The fats themselves could consist of animal fats (like lard or rendered beef fat) or natural ones like coconut or palm oil. Still, these aren’t the only ingredients that might cause your dog discomfort.
These days, soaps also include fragrances, preservatives, and other chemicals. These will definitely cause your dog internal discomfort if they eat a bar of soap.
Typically, that internal discomfort takes the form of irritation to the dog’s throat and digestive system. So, what your dog is probably going to feel is a burning sensation all the way from their throat through to their stomach and beyond.
Also, the thing about soap is that it creates lots of bubbles as it moves through your dog. That’s going to add to the discomfort that your dog is feeling throughout this process.
Altogether, the soap might make it challenging for your dog to keep its appetite, so you may notice it not eating for quite a while.
Take a closer look at your soap’s ingredients. Some specialized soaps might have corrosive elements included in them, which might pose a danger to your dog’s digestive system.

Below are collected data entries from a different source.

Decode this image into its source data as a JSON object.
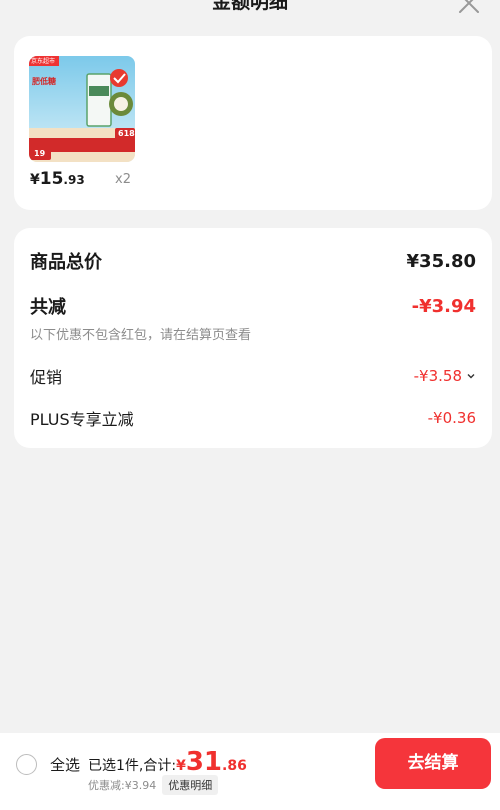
{
  "header": {
    "title": "金额明细"
  },
  "product": {
    "price_yen": "¥",
    "price_int": "15",
    "price_dec": ".93",
    "quantity": "x2",
    "thumb": {
      "brand": "京东超市",
      "promo": "肥低糖",
      "tag": "618",
      "price_tag": "19"
    }
  },
  "summary": {
    "total_label": "商品总价",
    "total_value": "¥35.80",
    "reduce_label": "共减",
    "reduce_value": "-¥3.94",
    "note": "以下优惠不包含红包，请在结算页查看",
    "promo_label": "促销",
    "promo_value": "-¥3.58",
    "plus_label": "PLUS专享立减",
    "plus_value": "-¥0.36"
  },
  "bottom": {
    "select_all": "全选",
    "selected_text": "已选1件,合计:",
    "total_yen": "¥",
    "total_int": "31",
    "total_dec": ".86",
    "discount_text": "优惠减:¥3.94",
    "discount_chip": "优惠明细",
    "checkout": "去结算"
  },
  "colors": {
    "accent_red": "#f0302e",
    "checkout_bg": "#f5353b",
    "bg": "#f2f2f2"
  }
}
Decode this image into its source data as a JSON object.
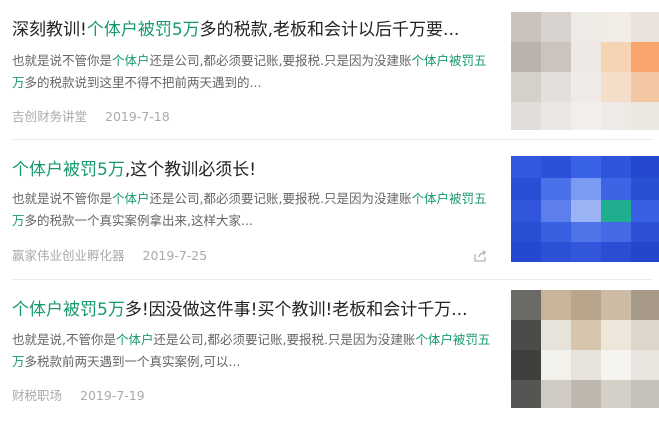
{
  "items": [
    {
      "title_parts": [
        "深刻教训!",
        "个体户被罚5万",
        "多的税款,老板和会计以后千万要..."
      ],
      "summary_parts": [
        "也就是说不管你是",
        "个体户",
        "还是公司,都必须要记账,要报税.只是因为没建账",
        "个体户被罚五万",
        "多的税款说到这里不得不把前两天遇到的..."
      ],
      "source": "吉创财务讲堂",
      "date": "2019-7-18"
    },
    {
      "title_parts": [
        "",
        "个体户被罚5万",
        ",这个教训必须长!"
      ],
      "summary_parts": [
        "也就是说不管你是",
        "个体户",
        "还是公司,都必须要记账,要报税.只是因为没建账",
        "个体户被罚五万",
        "多的税款一个真实案例拿出来,这样大家..."
      ],
      "source": "赢家伟业创业孵化器",
      "date": "2019-7-25",
      "share_icon": "share-icon"
    },
    {
      "title_parts": [
        "",
        "个体户被罚5万",
        "多!因没做这件事!买个教训!老板和会计千万..."
      ],
      "summary_parts": [
        "也就是说,不管你是",
        "个体户",
        "还是公司,都必须要记账,要报税.只是因为没建账",
        "个体户被罚五万",
        "多税款前两天遇到一个真实案例,可以..."
      ],
      "source": "财税职场",
      "date": "2019-7-19"
    }
  ],
  "colors": {
    "highlight": "#179a6a",
    "title": "#222222",
    "summary": "#666666",
    "meta": "#aaaaaa"
  }
}
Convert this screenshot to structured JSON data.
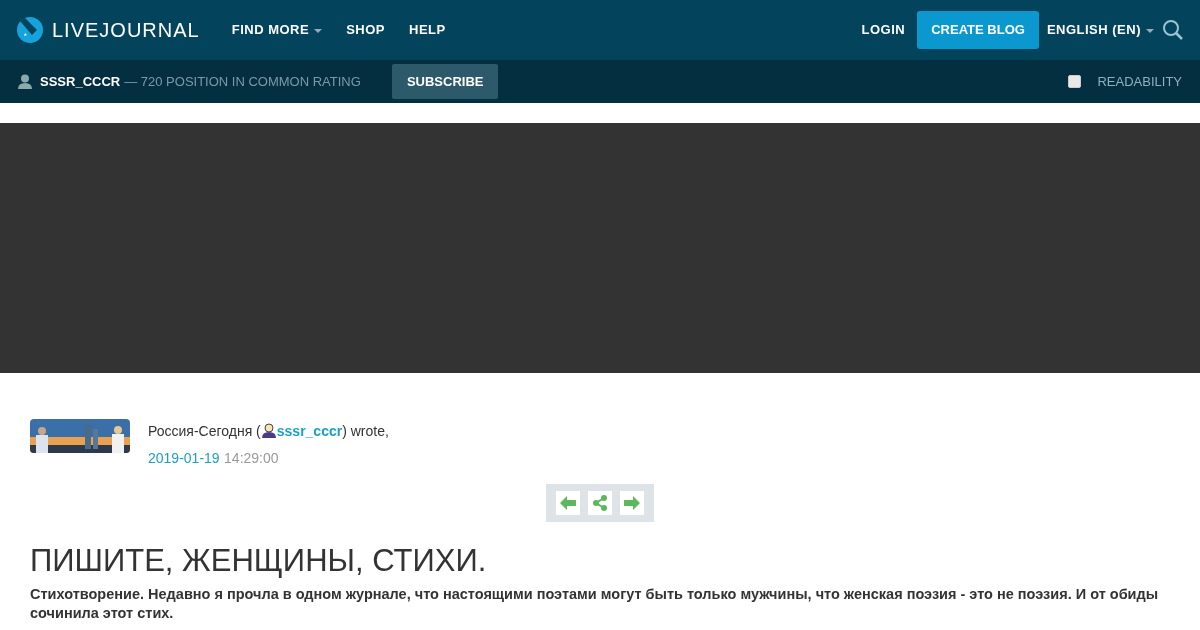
{
  "navbar": {
    "logo": "LIVEJOURNAL",
    "menu": [
      {
        "label": "FIND MORE",
        "dropdown": true
      },
      {
        "label": "SHOP",
        "dropdown": false
      },
      {
        "label": "HELP",
        "dropdown": false
      }
    ],
    "login": "LOGIN",
    "create_button": "CREATE BLOG",
    "language": "ENGLISH (EN)"
  },
  "journal_bar": {
    "user": "SSSR_CCCR",
    "rating": "— 720 POSITION IN COMMON RATING",
    "subscribe": "SUBSCRIBE",
    "readability": {
      "label": "READABILITY",
      "checked": false
    }
  },
  "post": {
    "author": "Россия-Сегодня (",
    "username": "sssr_cccr",
    "wrote": ") wrote,",
    "date": "2019-01-19",
    "time": "14:29:00",
    "title": "ПИШИТЕ, ЖЕНЩИНЫ, СТИХИ.",
    "body": "Стихотворение. Недавно я прочла в одном журнале, что настоящими поэтами могут быть только мужчины, что женская поэзия - это не поэзия. И от обиды сочинила этот стих."
  }
}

Mention these things when you call your vet to tell them your dog ate a bar of soap!
How Do I Stop My Dog From Eating Soap Again?
Hopefully, your dog will be smart enough to learn from its mistakes after eating soap. If that’s not the case, then you’ll have to get a little bit creative. Like hiding cookies from a child, you’ll need to make sure that non-food items like soaps are kept out of your dog’s reach.

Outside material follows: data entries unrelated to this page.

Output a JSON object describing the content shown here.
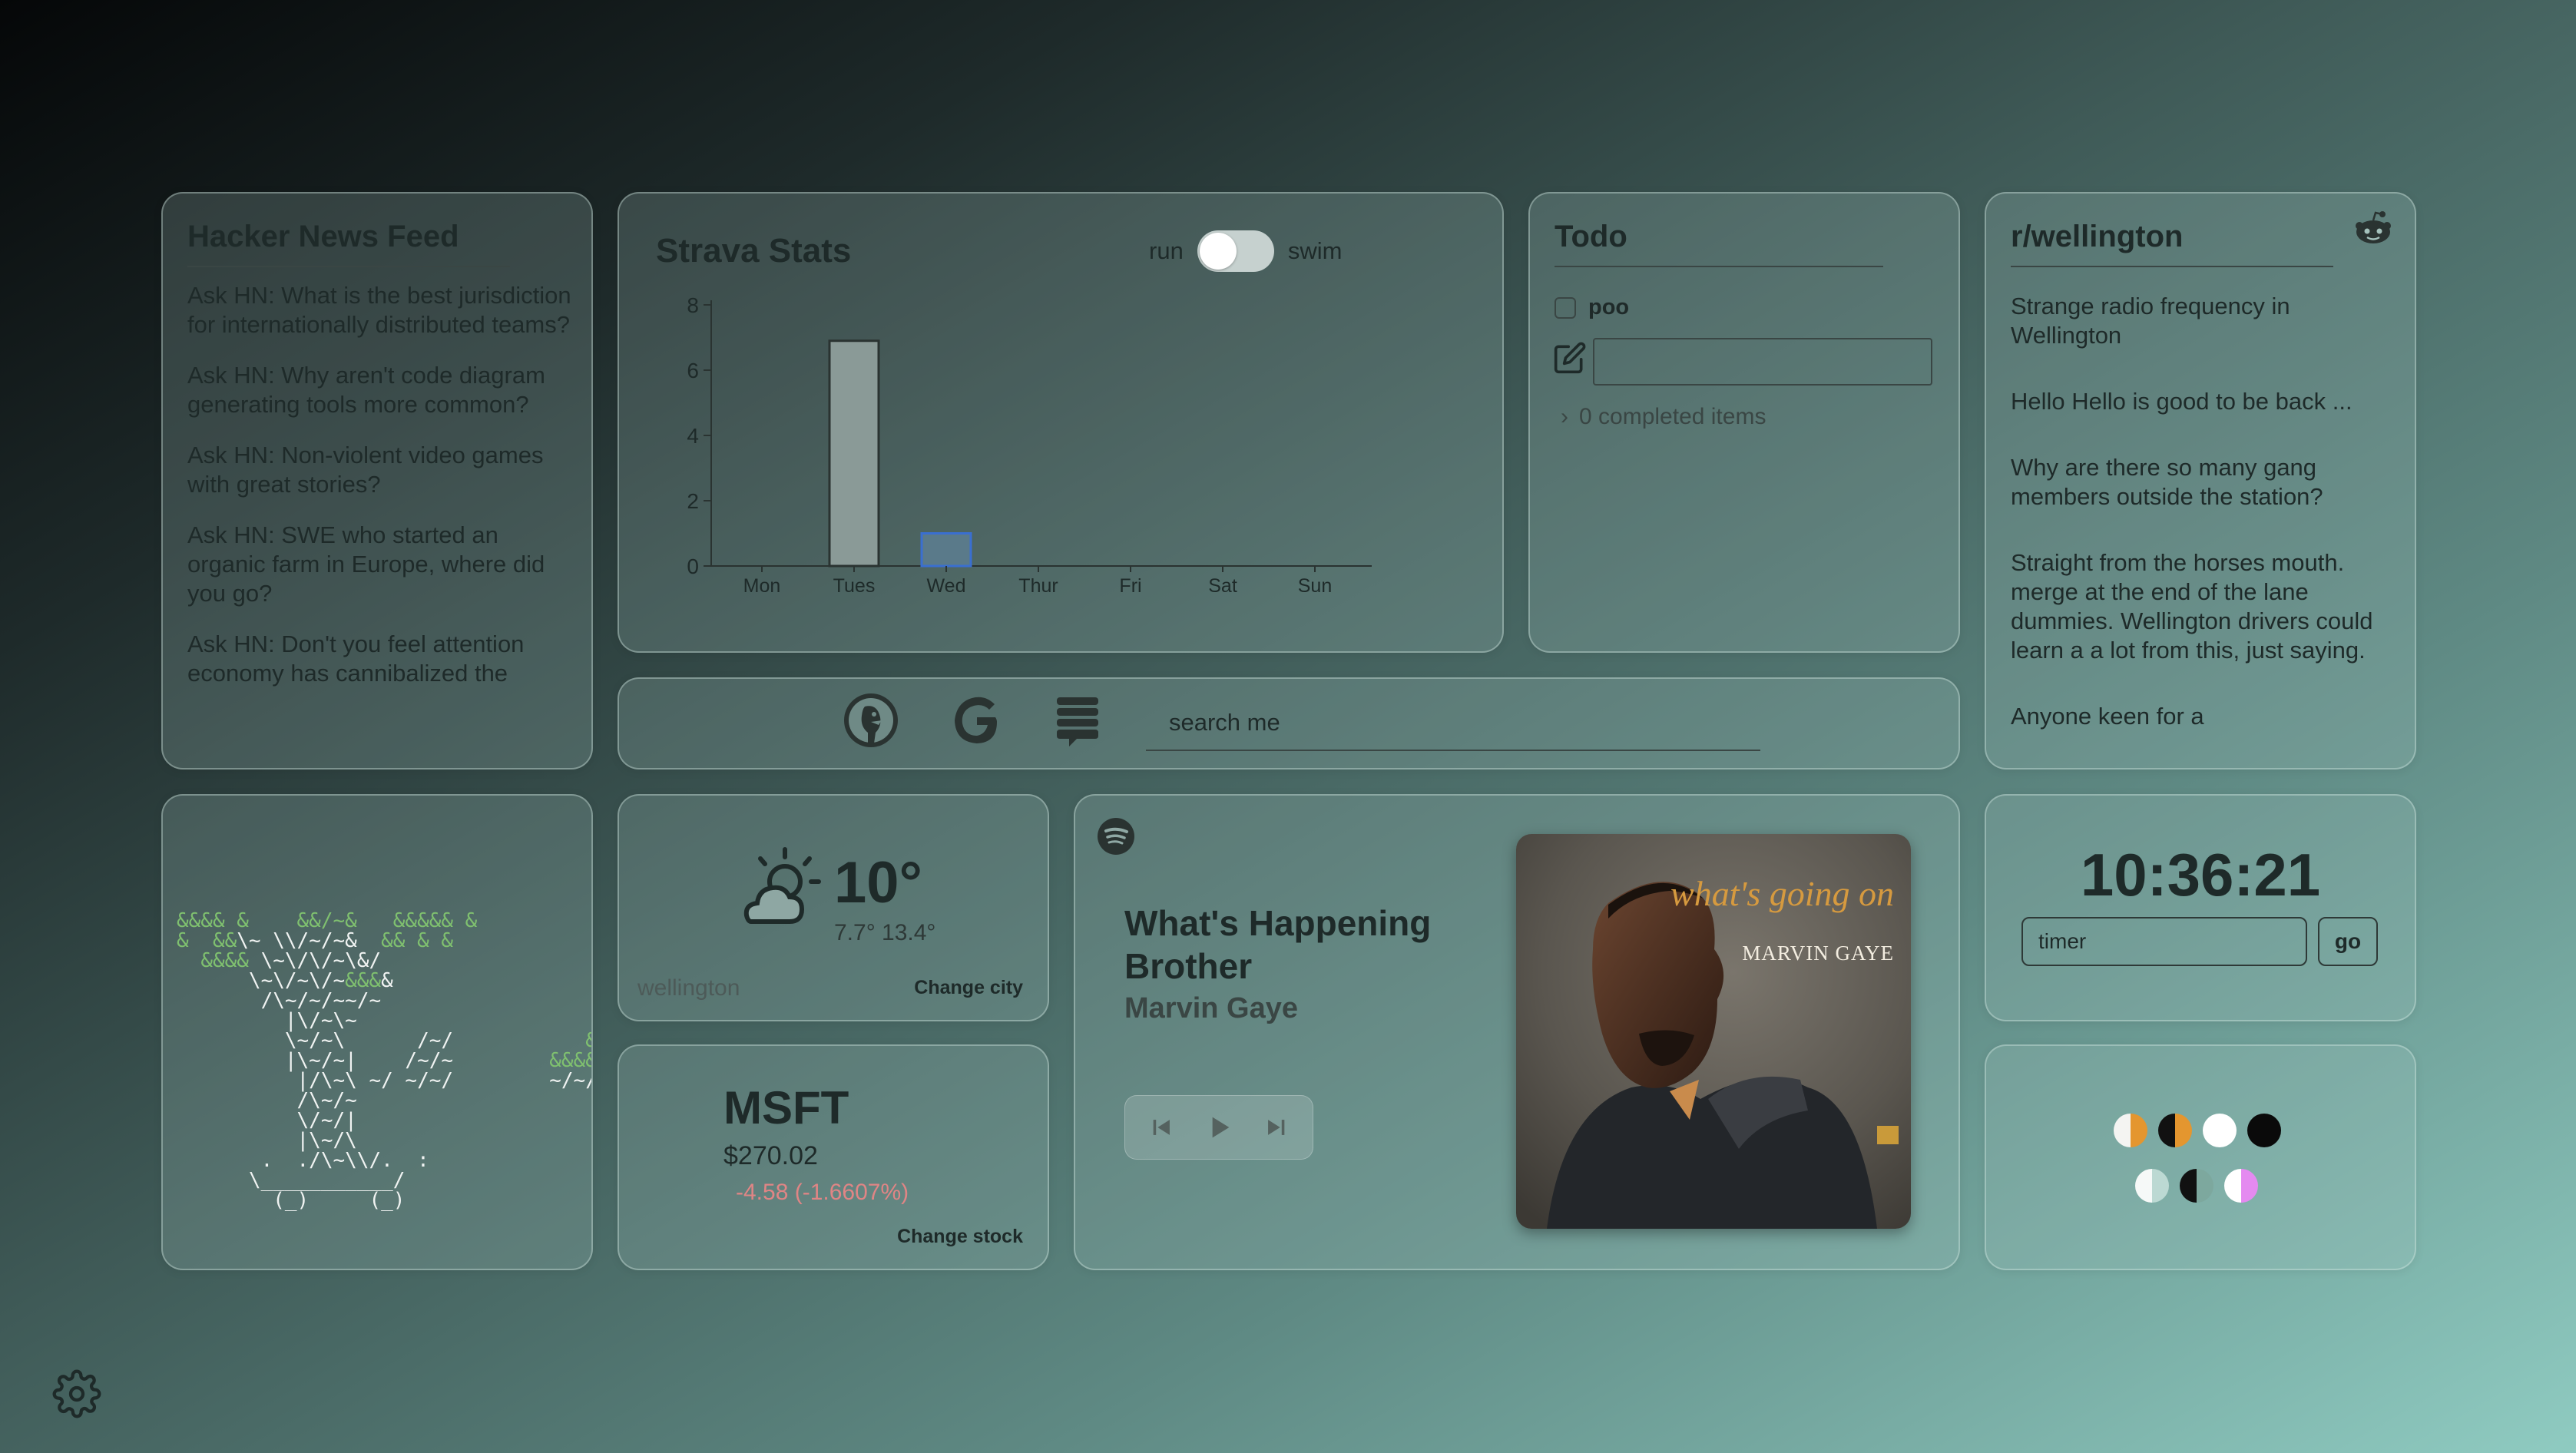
{
  "hacker_news": {
    "title": "Hacker News Feed",
    "items": [
      "Ask HN: What is the best jurisdiction for internationally distributed teams?",
      "Ask HN: Why aren't code diagram generating tools more common?",
      "Ask HN: Non-violent video games with great stories?",
      "Ask HN: SWE who started an organic farm in Europe, where did you go?",
      "Ask HN: Don't you feel attention economy has cannibalized the"
    ]
  },
  "strava": {
    "title": "Strava Stats",
    "toggle_left": "run",
    "toggle_right": "swim",
    "chart_data": {
      "type": "bar",
      "categories": [
        "Mon",
        "Tues",
        "Wed",
        "Thur",
        "Fri",
        "Sat",
        "Sun"
      ],
      "values": [
        0,
        6.9,
        1.0,
        0,
        0,
        0,
        0
      ],
      "ylim": [
        0,
        8
      ],
      "yticks": [
        0,
        2,
        4,
        6,
        8
      ],
      "title": "",
      "xlabel": "",
      "ylabel": "",
      "bar_colors": [
        "#8a9a97",
        "#8a9a97",
        "#5a7a8a",
        "#8a9a97",
        "#8a9a97",
        "#8a9a97",
        "#8a9a97"
      ],
      "bar_strokes": [
        "#2a3331",
        "#2a3331",
        "#3a6fd0",
        "#2a3331",
        "#2a3331",
        "#2a3331",
        "#2a3331"
      ]
    }
  },
  "todo": {
    "title": "Todo",
    "items": [
      {
        "label": "poo",
        "checked": false
      }
    ],
    "completed_text": "0 completed items"
  },
  "reddit": {
    "title": "r/wellington",
    "icon": "reddit-icon",
    "posts": [
      "Strange radio frequency in Wellington",
      "Hello Hello is good to be back ...",
      "Why are there so many gang members outside the station?",
      "Straight from the horses mouth. merge at the end of the lane dummies. Wellington drivers could learn a a lot from this, just saying.",
      "Anyone keen for a"
    ]
  },
  "search": {
    "placeholder": "search me",
    "engines": [
      "duckduckgo-icon",
      "google-icon",
      "stack-overflow-icon"
    ]
  },
  "weather": {
    "temp": "10°",
    "range": "7.7° 13.4°",
    "city": "wellington",
    "change_label": "Change city",
    "icon": "partly-cloudy-icon"
  },
  "stock": {
    "symbol": "MSFT",
    "price": "$270.02",
    "change": "-4.58 (-1.6607%)",
    "change_label": "Change stock",
    "change_color": "#e08585"
  },
  "spotify": {
    "title": "What's Happening Brother",
    "artist": "Marvin Gaye",
    "album_text_1": "what's going on",
    "album_text_2": "MARVIN GAYE"
  },
  "clock": {
    "time": "10:36:21",
    "timer_placeholder": "timer",
    "go_label": "go"
  },
  "themes": {
    "row1": [
      {
        "left": "#f4f4f2",
        "right": "#e4962f"
      },
      {
        "left": "#111111",
        "right": "#e4962f"
      },
      {
        "left": "#ffffff",
        "right": "#ffffff"
      },
      {
        "left": "#0a0a0a",
        "right": "#0a0a0a"
      }
    ],
    "row2": [
      {
        "left": "#f6f9f8",
        "right": "#bcd9d3"
      },
      {
        "left": "#111111",
        "right": "#7da89e"
      },
      {
        "left": "#ffffff",
        "right": "#e48af0"
      }
    ]
  },
  "colors": {
    "accent": "#1e2a29",
    "negative": "#e08585",
    "selected_bar_stroke": "#3a6fd0",
    "bonsai_leaf": "#7fc06f"
  }
}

For instance, you can invest in a hanging soap holder in your shower, so that only you can reach your bar of soap. Or, another way to do it is to switch over to liquid soaps.
When the soap is in liquid form and stored in a bottle, dogs might not be tempted to bite on it. Even if they do, the chances of them ingesting the soap are a lot lower than with a soap bar that’s just left out by the side of the tub or something.
Remember: in a way, taking care of dogs is almost like raising small children; half the time, they don’t know any better. So, as responsible ‘parents’, we have to go the extra mile to dog-proof our homes and make sure that they’re safe at all times.
Just the same as how some parents ‘baby-proof’ their house or apartment, we should also do the same for our little furkids by keeping soaps and other dangerous items out of their reach.